Over the past decade, big data has revolutionized how stores track their inventory. Grocers now know the whereabouts of every piece of food in their store, exactly when it comes in and goes out the door, and often who it goes with, as tracked by shopper loyalty programs. Combine this data with machine learning algorithms and you can create a better system for matching supply to consumer demand fluctuations, ensuring customers get precisely what they want without the need for excess inventory.
My colleagues and I recently received a grant from the USDA to develop machine learning algorithms that will help retailers optimize their purchasing decisions to better match demand-flow. These tools can help retailers develop pricing and promotion strategies and inventory management practices that reduce food waste and save money.

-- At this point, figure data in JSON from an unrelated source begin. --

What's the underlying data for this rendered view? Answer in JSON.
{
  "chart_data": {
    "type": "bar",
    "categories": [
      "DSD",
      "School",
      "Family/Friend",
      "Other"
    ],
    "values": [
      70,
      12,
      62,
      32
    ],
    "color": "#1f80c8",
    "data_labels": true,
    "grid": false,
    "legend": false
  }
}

If we combine better inventory management systems with new marketplaces for excess products, we may be able to save a significant share of the $47 billion in food retailers waste each year. Grocery stores follow three Ds for dealing with excess food: discount, donate, or discard. Algorithms that help retailers better match supply to demand can alert them when it’s time to discount or donate food, and they can use platforms like Imperfect Produce or Food Cowboy to do so. Companies like Spoiler Alert are creating advanced inventory analysis systems that enable retailers to identify and move products that aren’t likely to sell to other markets, or to charities, so that less food ends up discarded.

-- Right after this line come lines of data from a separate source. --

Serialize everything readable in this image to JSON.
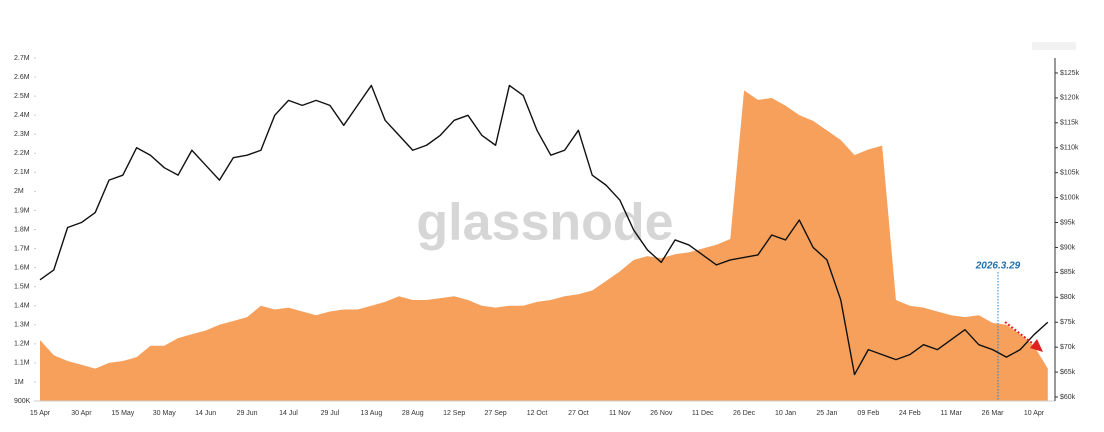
{
  "chart_data": {
    "type": "combo",
    "watermark": "glassnode",
    "annotation": "2026.3.29",
    "categories": [
      "15 Apr",
      null,
      null,
      "30 Apr",
      null,
      null,
      "15 May",
      null,
      null,
      "30 May",
      null,
      null,
      "14 Jun",
      null,
      null,
      "29 Jun",
      null,
      null,
      "14 Jul",
      null,
      null,
      "29 Jul",
      null,
      null,
      "13 Aug",
      null,
      null,
      "28 Aug",
      null,
      null,
      "12 Sep",
      null,
      null,
      "27 Sep",
      null,
      null,
      "12 Oct",
      null,
      null,
      "27 Oct",
      null,
      null,
      "11 Nov",
      null,
      null,
      "26 Nov",
      null,
      null,
      "11 Dec",
      null,
      null,
      "26 Dec",
      null,
      null,
      "10 Jan",
      null,
      null,
      "25 Jan",
      null,
      null,
      "09 Feb",
      null,
      null,
      "24 Feb",
      null,
      null,
      "11 Mar",
      null,
      null,
      "26 Mar",
      null,
      null,
      "10 Apr",
      null
    ],
    "series": [
      {
        "type": "area",
        "color": "#f6a05c",
        "axis": "y",
        "values": [
          1220000,
          1140000,
          1110000,
          1090000,
          1070000,
          1100000,
          1110000,
          1130000,
          1190000,
          1190000,
          1230000,
          1250000,
          1270000,
          1300000,
          1320000,
          1340000,
          1400000,
          1380000,
          1390000,
          1370000,
          1350000,
          1370000,
          1380000,
          1380000,
          1400000,
          1420000,
          1450000,
          1430000,
          1430000,
          1440000,
          1450000,
          1430000,
          1400000,
          1390000,
          1400000,
          1400000,
          1420000,
          1430000,
          1450000,
          1460000,
          1480000,
          1530000,
          1580000,
          1640000,
          1660000,
          1650000,
          1670000,
          1680000,
          1700000,
          1720000,
          1750000,
          2530000,
          2480000,
          2490000,
          2450000,
          2400000,
          2370000,
          2320000,
          2270000,
          2190000,
          2220000,
          2240000,
          1430000,
          1400000,
          1390000,
          1370000,
          1350000,
          1340000,
          1350000,
          1310000,
          1300000,
          1250000,
          1190000,
          1070000
        ]
      },
      {
        "type": "line",
        "color": "#111111",
        "axis": "y2",
        "values": [
          83500,
          85500,
          94000,
          95000,
          97000,
          103500,
          104500,
          110000,
          108500,
          106000,
          104500,
          109500,
          106500,
          103500,
          108000,
          108500,
          109500,
          116500,
          119500,
          118500,
          119500,
          118500,
          114500,
          118500,
          122500,
          115500,
          112500,
          109500,
          110500,
          112500,
          115500,
          116500,
          112500,
          110500,
          122500,
          120500,
          113500,
          108500,
          109500,
          113500,
          104500,
          102500,
          99500,
          93500,
          89500,
          87000,
          91500,
          90500,
          88500,
          86500,
          87500,
          88000,
          88500,
          92500,
          91500,
          95500,
          90000,
          87500,
          79500,
          64500,
          69500,
          68500,
          67500,
          68500,
          70500,
          69500,
          71500,
          73500,
          70500,
          69500,
          68000,
          69500,
          72500,
          75000
        ]
      }
    ],
    "ylim": [
      900000,
      2700000
    ],
    "yticks": [
      {
        "value": 900000,
        "label": "900K"
      },
      {
        "value": 1000000,
        "label": "1M"
      },
      {
        "value": 1100000,
        "label": "1.1M"
      },
      {
        "value": 1200000,
        "label": "1.2M"
      },
      {
        "value": 1300000,
        "label": "1.3M"
      },
      {
        "value": 1400000,
        "label": "1.4M"
      },
      {
        "value": 1500000,
        "label": "1.5M"
      },
      {
        "value": 1600000,
        "label": "1.6M"
      },
      {
        "value": 1700000,
        "label": "1.7M"
      },
      {
        "value": 1800000,
        "label": "1.8M"
      },
      {
        "value": 1900000,
        "label": "1.9M"
      },
      {
        "value": 2000000,
        "label": "2M"
      },
      {
        "value": 2100000,
        "label": "2.1M"
      },
      {
        "value": 2200000,
        "label": "2.2M"
      },
      {
        "value": 2300000,
        "label": "2.3M"
      },
      {
        "value": 2400000,
        "label": "2.4M"
      },
      {
        "value": 2500000,
        "label": "2.5M"
      },
      {
        "value": 2600000,
        "label": "2.6M"
      },
      {
        "value": 2700000,
        "label": "2.7M"
      }
    ],
    "y2lim": [
      59200,
      128000
    ],
    "y2ticks": [
      {
        "value": 60000,
        "label": "$60k"
      },
      {
        "value": 65000,
        "label": "$65k"
      },
      {
        "value": 70000,
        "label": "$70k"
      },
      {
        "value": 75000,
        "label": "$75k"
      },
      {
        "value": 80000,
        "label": "$80k"
      },
      {
        "value": 85000,
        "label": "$85k"
      },
      {
        "value": 90000,
        "label": "$90k"
      },
      {
        "value": 95000,
        "label": "$95k"
      },
      {
        "value": 100000,
        "label": "$100k"
      },
      {
        "value": 105000,
        "label": "$105k"
      },
      {
        "value": 110000,
        "label": "$110k"
      },
      {
        "value": 115000,
        "label": "$115k"
      },
      {
        "value": 120000,
        "label": "$120k"
      },
      {
        "value": 125000,
        "label": "$125k"
      }
    ]
  }
}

While retailers are the clearest targets for big data solutions, technology can also enable us to make better use of our food at home, where the majority of waste happens. Meal planning and shopping list apps help families optimize what they purchase, and online ordering reins in impulse buying and pickiness about produce. In cafeterias and restaurants, we can use data and technology to implement behavioral nudges that reduce waste. For example, research has shown that something as simple as not providing a tray in college cafeterias can cut food waste by one-fourth.
Each day, we squander 1,250 calories of food per person, enough to feed a small child. In a recent documentary on food waste, Dana Gunders, a scientist with the Natural Resources Defense Council, painted a vivid picture of how wasteful this is: “Imagine walking out of a grocery store with four bags of groceries, dropping one in the parking lot, and not bothering to pick it up. That’s essentially what we’re doing.” Meanwhile, because of inefficiencies in our system, 12% of families in the U.S. don’t reliably have enough to eat.
Reducing food waste is low-hanging fruit on the branch of potential responses to climate change, because we don’t need massive top-down government interventions to make a significant change. Instead, big data, machine learning, and other technologies will help create more efficient, less wasteful markets and supply chains. While we may never be able to completely eliminate food waste, we can make a major dent in the problem and help reduce the greenhouse gas emissions, water waste, overflowing landfills, and other environmental damage it causes.
Tim Richards is the Morrison Chair of Agribusiness in the W. P. Carey School of Business at Arizona State University, where he conducts research on quantitative marketing, data analytics, retailing strategy, agricultural labor, and food policy. He also does extensive consulting work in the food retailing and manufacturing industries. Dr. Richards has a PhD in agricultural economics from Stanford University.